THE SEX PHASES OF COURTSHIP / PROCEPTIVE PHASE: THE ANNOUNCEMENT
Look. He’s scanning. He stands with his back to the bar, sort of leaning on it like that. He uses his glass like a type of sight on the barrel of a rifle, except that he is holding it just below his belt. Guess what type of rifle he has in mind? He’ll just scan back and forth until he gets a return glance.
STUDENT ANALYZING COURTSHIP TAPE
The first step in bonding is to send a message of availability through words or body language. We all do this every day of our lives, even if we are very happily bonded. We seem to be keeping in practice by sending at least mini-messages to test our “bondability.” It is our mammalian background that predisposes us to this proception.
The body language of proception involves positioning, showing skin (even just a wrist), leaning toward one another, brief touches, “accidental” bumping, leaning on one another, talking closely to one another’s heads because of sometimes nonexistent noise, and other “body dances.” Unfortunately, we tend to abandon these bonding body dances as our marriages age. I teach the couples to “bond-dance” to recapture some of the body dance that helped make the bond in the first place. We come to feel as we behave, so if we behave ‘ ‘bondingly,” we may learn to rediscover our bonding feelings.

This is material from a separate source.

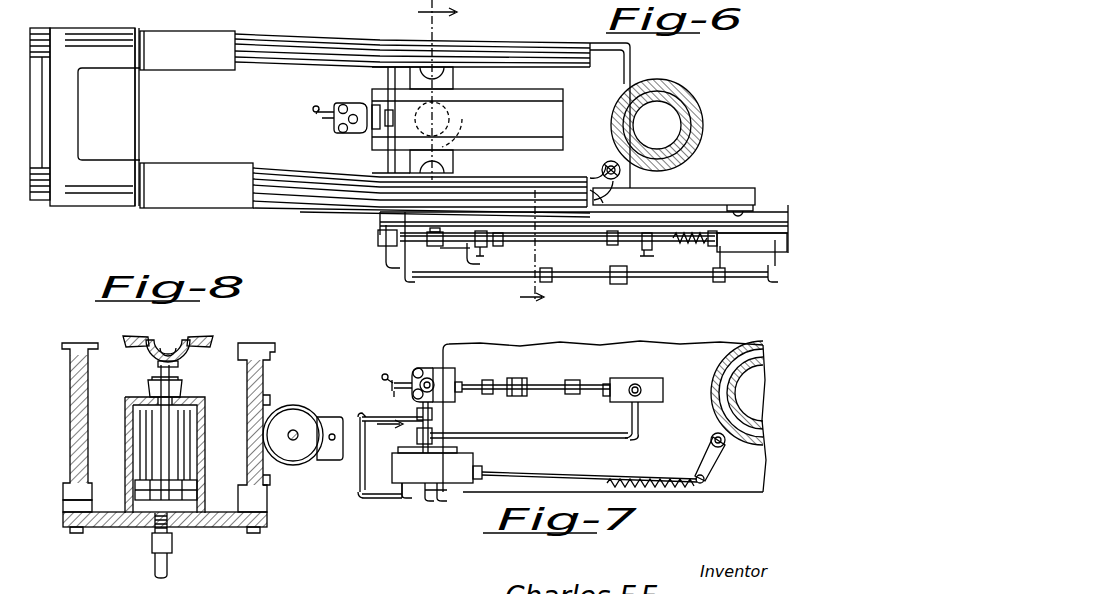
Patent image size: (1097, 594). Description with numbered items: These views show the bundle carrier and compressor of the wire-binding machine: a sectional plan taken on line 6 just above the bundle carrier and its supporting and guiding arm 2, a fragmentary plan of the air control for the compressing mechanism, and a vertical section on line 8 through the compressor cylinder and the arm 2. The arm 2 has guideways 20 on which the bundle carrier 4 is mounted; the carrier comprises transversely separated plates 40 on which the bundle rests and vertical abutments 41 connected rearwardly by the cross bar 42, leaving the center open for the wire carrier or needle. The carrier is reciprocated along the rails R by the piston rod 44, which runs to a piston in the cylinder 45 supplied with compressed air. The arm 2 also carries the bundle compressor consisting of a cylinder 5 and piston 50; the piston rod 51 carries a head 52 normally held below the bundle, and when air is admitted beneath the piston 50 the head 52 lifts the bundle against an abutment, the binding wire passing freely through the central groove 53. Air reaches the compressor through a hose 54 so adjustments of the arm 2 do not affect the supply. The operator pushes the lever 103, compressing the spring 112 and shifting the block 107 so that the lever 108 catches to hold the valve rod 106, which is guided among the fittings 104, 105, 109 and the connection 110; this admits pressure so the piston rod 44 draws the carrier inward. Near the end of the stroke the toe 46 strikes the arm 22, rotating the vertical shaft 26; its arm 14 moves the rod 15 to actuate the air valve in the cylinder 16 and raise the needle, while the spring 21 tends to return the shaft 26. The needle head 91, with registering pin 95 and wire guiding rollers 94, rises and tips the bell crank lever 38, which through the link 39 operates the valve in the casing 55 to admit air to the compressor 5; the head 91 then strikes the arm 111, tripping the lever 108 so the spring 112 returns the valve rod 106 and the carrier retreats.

We send “hot flashes” during our day. We pass one another, exchange a glance, and seem to send the message, “I could possibly relate to you. I will never talk to you, but I think we could do something together.” Our eyes meet, brief fantasies may occur, and we may think about this anonymous encounter again later. These encounters may take place on an elevator, walking down the hall at work, or even at a traffic light, but they happen and happen often. “Warm flashes” occur when you have lunch with someone, talk with someone over a period of time at a party, work with someone as a colleague, or spend a little time with someone. Glances are exchanged again, and conversations may include double-meaning messages that test the bonding state of each person. These interactions may be just a form of “bonding play,” but again we all do this, establish brief, mini-bonds with many people, perhaps as a way of meeting the bonding needs unmet in our primary relationship.